A report from the Consultation Committee was tabled, and its recommendations adopted, on November 3rd, 2010.
One recommendation read:
The Committee agreed that the current consultation framework should include the following information to better inform the community about Council consultation processes.
The benefits of community engagement;
Principles for undertaking community engagement;
How Council will communicate and engage with the community; and
Tools that Council will use to engage with the community.
Recommendation: Officers to review the ‘Six sets (sic) to community consultation’ paper approved by Council in 2007.
Moved Cr Pilling, Seconded Cr Hyams. Motion Carried.
The above motion inevitably leads to questions:
- Is the objective of the recommendation merely to ‘better inform’ – that is, will the ‘review’ actually alter/adapt/amend anything that is currently contained in the policy? Or will it merely represent another exercise in ‘spin’?
- In requesting a ‘review’ by officers, which will presumably then come before council for decision, will the public have an opportunity for comment? Ironically, will the community be ‘consulted’ on this new version of the ‘consultation’ policy? Or will council again rubber stamp a document written, directed, and engineered by officers and the public will be excluded from comment?
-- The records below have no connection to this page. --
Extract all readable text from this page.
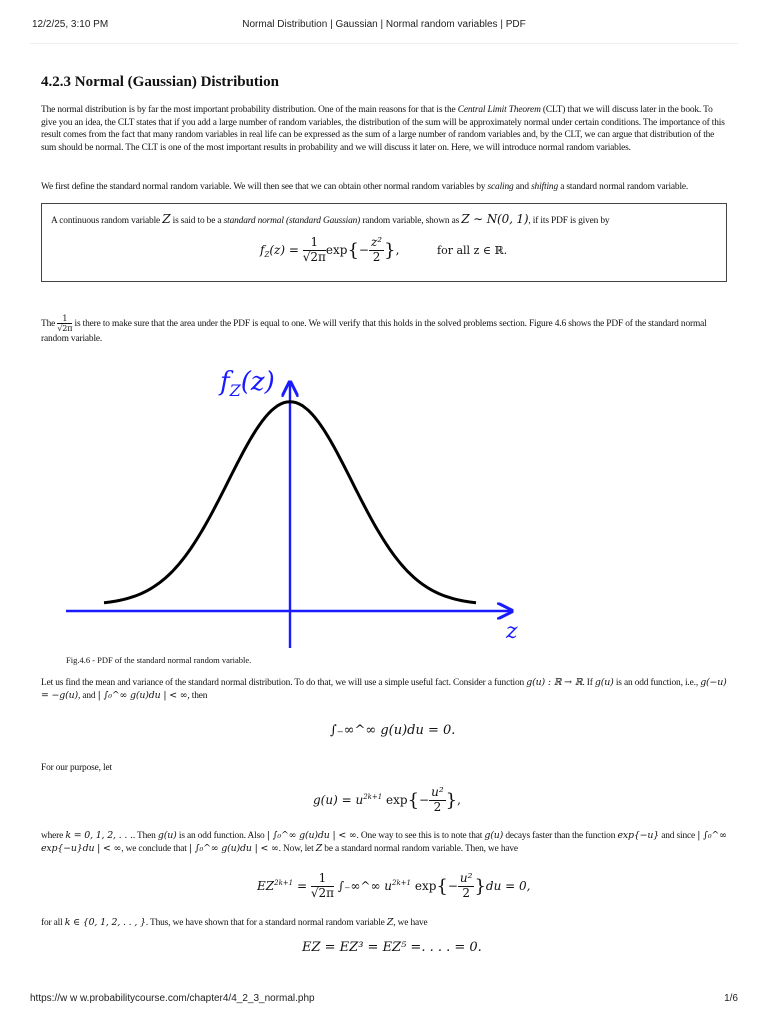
12/2/25, 3:10 PM	Normal Distribution | Gaussian | Normal random variables | PDF
4.2.3 Normal (Gaussian) Distribution
The normal distribution is by far the most important probability distribution. One of the main reasons for that is the Central Limit Theorem (CLT) that we will discuss later in the book. To give you an idea, the CLT states that if you add a large number of random variables, the distribution of the sum will be approximately normal under certain conditions. The importance of this result comes from the fact that many random variables in real life can be expressed as the sum of a large number of random variables and, by the CLT, we can argue that distribution of the sum should be normal. The CLT is one of the most important results in probability and we will discuss it later on. Here, we will introduce normal random variables.
We first define the standard normal random variable. We will then see that we can obtain other normal random variables by scaling and shifting a standard normal random variable.
A continuous random variable Z is said to be a standard normal (standard Gaussian) random variable, shown as Z ∼ N(0, 1), if its PDF is given by
$f_Z(z) = \frac{1}{√2\pi} \exp\{- \frac{\text{z²}}{2}$ },	for all z ∈ ℝ.
The $\frac{1}{√2\pi}$ is there to make sure that the area under the PDF is equal to one. We will verify that this holds in the solved problems section. Figure 4.6 shows the PDF of the standard normal random variable.
$f_Z(z)$
z
Fig.4.6 - PDF of the standard normal random variable.
Let us find the mean and variance of the standard normal distribution. To do that, we will use a simple useful fact. Consider a function g(u) : ℝ → ℝ. If g(u) is an odd function, i.e., g(−u) = −g(u), and | ∫₀^∞ g(u)du | < ∞, then
∫₋∞^∞ g(u)du = 0.
For our purpose, let
$g(u) = u^{2k+1}$ $\exp\{- \frac{\text{u²}}{2}$ },
where k = 0, 1, 2, . . .. Then g(u) is an odd function. Also | ∫₀^∞ g(u)du | < ∞. One way to see this is to note that g(u) decays faster than the function exp{−u} and since | ∫₀^∞ exp{−u}du | < ∞, we conclude that | ∫₀^∞ g(u)du | < ∞. Now, let Z be a standard normal random variable. Then, we have
$EZ^{2k+1} = \frac{1}{√2\pi}$ ∫₋∞^∞ $u^{2k+1}$ $\exp\{- \frac{\text{u²}}{2} \}du = 0$,
for all k ∈ {0, 1, 2, . . , }. Thus, we have shown that for a standard normal random variable Z, we have
EZ = EZ³ = EZ⁵ =. . . . = 0.
https://w w w.probabilitycourse.com/chapter4/4_2_3_normal.php	1/6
- With what confidence can the community accept that this will be a fair dinkum review of ‘consultation’, when all the directives involve ‘engagement’ as opposed to ‘consultation’. The difference is fundamental to outcomes. Does this therefore represent a lack of knowledge by councillors, or a deliberate manoeuvring – in short a ‘clayton’s review’?
- Will this review provide what is currently missing – detailed scenarios, criteria, and performance and evaluation measures that clearly and unequivocably establish the VARIETY of consultation methods for each possible project, policy, master plan, etc. In other words, will the community have council’s commitment to utilise a multiplicity of ‘consultation methods’ that are correlated with the perceived impact of any policy? For example: will council commit to a policy that mandates the use of three ‘consultation’ methods when the potential impact of the proposal is likely to affect 20% of the community? Or four methods when the impact will reach 40% of the community? Or will it become mandatory that all methods are used for something as vital as the budget, the council plan, or issues such as the racecourse?
- Will there be any recommendations that list options to IMPROVE current methodology and method?
Of course, any consultation policy, methodology, and method is only as good as the underlying philosophies and practices which generate the policy. If there is real commitment to ‘engage and consult’ in order to better inform decision making, then it is likely that anything will work. When however, we have a situation that is designed to merely pay lip service to such principles, then all methods will produce the desired result! Time will tell with this one!